PETA's Stephanie Bell says that the "crush" videos are illegal under state and federal laws, and to even the casual reader of the actions involved in them, they'd certainly seem obvious animal cruelty. But the question of how punishable the acts depicted in "SOS Barn" truly are is not in fact clearcut. Back in 2002, the Guardian noted that "Although the videos have been around for some time in America, there have been only a handful of prosecutions for producing them, chiefly because of the difficulty of identifying the women who do the crushing." But as the new Florida case shows, it's not just about isolating the perpetrators. Hird, for instance, says that the video is too old and that the acts in it are "outside the statute of limitations." And while calling the materials "disgusting," Miami-Dade prosecutor Jason Pizzo has also questioned whether the state can attempt a "viable prosecution."

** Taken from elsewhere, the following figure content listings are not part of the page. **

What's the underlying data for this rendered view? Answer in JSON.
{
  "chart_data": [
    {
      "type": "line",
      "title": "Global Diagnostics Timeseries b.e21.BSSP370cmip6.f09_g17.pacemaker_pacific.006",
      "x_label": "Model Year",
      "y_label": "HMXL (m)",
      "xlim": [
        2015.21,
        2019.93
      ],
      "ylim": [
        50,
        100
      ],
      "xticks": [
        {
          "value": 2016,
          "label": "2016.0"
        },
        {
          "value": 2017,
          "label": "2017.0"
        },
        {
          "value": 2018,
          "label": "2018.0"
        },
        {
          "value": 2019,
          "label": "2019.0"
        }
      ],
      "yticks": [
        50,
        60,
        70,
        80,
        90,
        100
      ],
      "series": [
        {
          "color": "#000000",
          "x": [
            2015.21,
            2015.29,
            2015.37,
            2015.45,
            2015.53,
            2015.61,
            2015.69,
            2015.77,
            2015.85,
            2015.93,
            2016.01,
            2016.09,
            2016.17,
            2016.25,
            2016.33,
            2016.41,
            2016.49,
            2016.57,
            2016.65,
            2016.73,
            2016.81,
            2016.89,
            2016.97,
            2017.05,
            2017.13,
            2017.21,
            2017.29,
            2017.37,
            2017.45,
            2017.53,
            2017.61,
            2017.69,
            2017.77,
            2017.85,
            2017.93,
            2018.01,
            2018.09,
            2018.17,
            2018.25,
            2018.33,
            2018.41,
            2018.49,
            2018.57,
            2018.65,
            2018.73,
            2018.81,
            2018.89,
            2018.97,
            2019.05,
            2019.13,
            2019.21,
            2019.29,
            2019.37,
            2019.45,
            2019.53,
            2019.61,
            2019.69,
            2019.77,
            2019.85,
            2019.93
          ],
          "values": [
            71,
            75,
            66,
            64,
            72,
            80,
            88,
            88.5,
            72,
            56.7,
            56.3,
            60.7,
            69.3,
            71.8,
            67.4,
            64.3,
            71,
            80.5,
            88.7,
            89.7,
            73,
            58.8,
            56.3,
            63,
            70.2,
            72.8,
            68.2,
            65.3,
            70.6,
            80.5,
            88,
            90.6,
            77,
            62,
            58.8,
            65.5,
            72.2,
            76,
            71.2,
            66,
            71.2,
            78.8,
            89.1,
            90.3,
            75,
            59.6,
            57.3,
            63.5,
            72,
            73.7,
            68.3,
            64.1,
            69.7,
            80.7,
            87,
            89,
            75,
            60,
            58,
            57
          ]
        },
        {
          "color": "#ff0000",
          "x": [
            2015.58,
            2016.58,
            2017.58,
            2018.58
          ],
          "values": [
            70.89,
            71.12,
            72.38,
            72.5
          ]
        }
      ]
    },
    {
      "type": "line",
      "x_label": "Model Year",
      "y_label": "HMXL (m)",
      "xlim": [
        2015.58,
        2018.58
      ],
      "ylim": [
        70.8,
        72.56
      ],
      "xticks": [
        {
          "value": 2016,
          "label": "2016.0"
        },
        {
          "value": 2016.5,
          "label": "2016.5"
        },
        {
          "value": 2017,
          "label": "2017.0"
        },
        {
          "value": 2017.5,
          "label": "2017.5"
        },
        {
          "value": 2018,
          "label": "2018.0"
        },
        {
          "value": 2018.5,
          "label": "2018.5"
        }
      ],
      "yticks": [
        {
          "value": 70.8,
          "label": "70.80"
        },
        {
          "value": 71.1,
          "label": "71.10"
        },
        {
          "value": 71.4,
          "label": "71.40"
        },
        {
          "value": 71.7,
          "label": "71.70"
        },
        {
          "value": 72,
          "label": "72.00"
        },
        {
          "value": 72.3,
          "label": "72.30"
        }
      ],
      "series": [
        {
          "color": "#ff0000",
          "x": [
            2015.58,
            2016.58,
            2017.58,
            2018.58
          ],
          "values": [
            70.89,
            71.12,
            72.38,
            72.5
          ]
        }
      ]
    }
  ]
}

And there are more obstacles. As the Miami Herald reports, "In 2010, the U.S. Supreme Court struck down a law that outlawed depictions of animals being 'intentionally maimed, mutilated, tortured, wounded, or killed,' saying it was too broad and violated the right to free speech." More recently, last year a federal judge in Texas dropped charges against a Houston couple who sold videos of themselves "beating a dog with a meat cleaver and stepping on a cat's eye with a shoe heel" -- which PETA also helped uncover -- on similar free speech grounds. Writing in the Houston Press at the time, Craig Malisow noted that "It appears that if you want to produce and sell videos showing the torture and death of cats and dogs in Texas, you are immune to federal prosecution." At a detention hearing, Houston animal cruelty investigator described one of the couple's "Puppy" videos in which Ashley Nicole Richards "severed the dog's head from its body and then held the head in the air. Richards continued to saw the dog's body with the knife. Richards pulled the dog's guts and organs out of the dog's body. Richards stomped on the severed dog's head. She urinated on the dead dog in the video." Five days later all the animal cruelty charges were dropped.

It would appear that with its latest push, PETA is attempting to put pressure on law enforcement and the legal system over how to handle the proliferation of this material. It's bringing to light a cruelty few of us would even want to imagine, expose it and crush it for good.